During his short life, singer and harmonica player Cyril Davies played a key role in popularizing American Blues music in the U.K. in the 1960s, both as a performer and bandleader and as the driving force, with partner Alexis Korner, behind a pair of influential venues. Blues Incorporated, the band Davies started with guitarist Korner, is credited as the first British band to play electric Blues and R&B, and an inspiration for many musicians who would go on to fame, including members of the Rolling Stones, Cream, Led Zeppelin and the Yardbirds.
Davies began playing music publicly in the early 1950s, as a banjo player in a Trad Jazz band. By 1954 he’d formed an acoustic Blues/Skiffle duo with Alexis Korner, playing 12-string guitar, but without a venue dedicated to such music, the pair struggled to book shows. Soon Davies and Korner opened the London Blues and Barrelhouse Club, which drew crowds for shows by visiting American bluesmen such as Muddy Waters and Memphis Slim. Around this time, after hearing the Chess recordings of Little Walter, Davies concentrated his musical efforts on playing Chicago-style harmonica.

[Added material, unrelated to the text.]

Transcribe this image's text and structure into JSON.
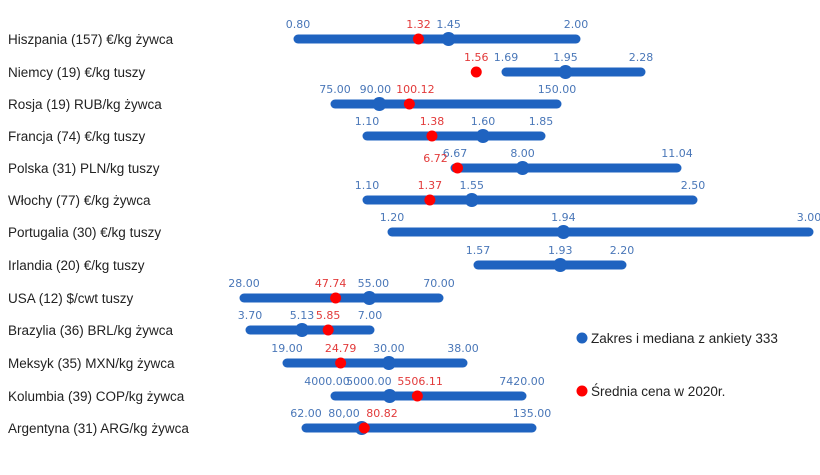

In 1962, Davies and Korner opened the Ealing Club and formed Blues Incorporated to be the house band. The band’s informal lineup at times included drummer Charlie Watts (later of the Rolling Stones) and bassist Jack Bruce (later of Cream). The club became one of the centers of the Blues boom that gripped London in the early 60’s; regular patrons included Mick Jagger and Keith Richard the Rolling Stones, Eric Clapton , John Mayall and Rod Stewart.
In 1963 Davies struck out on his own and formed the Cyril Davies R&B All-Stars, which at one point featured future Led Zeppelin guitarist Jimmy Page. The band quickly became a top live act, and may have gone on to larger success in the British Invasion, but fate intervened: Davies became ill with pleurisy late in 1963 and died in January 1964 at the age of 31.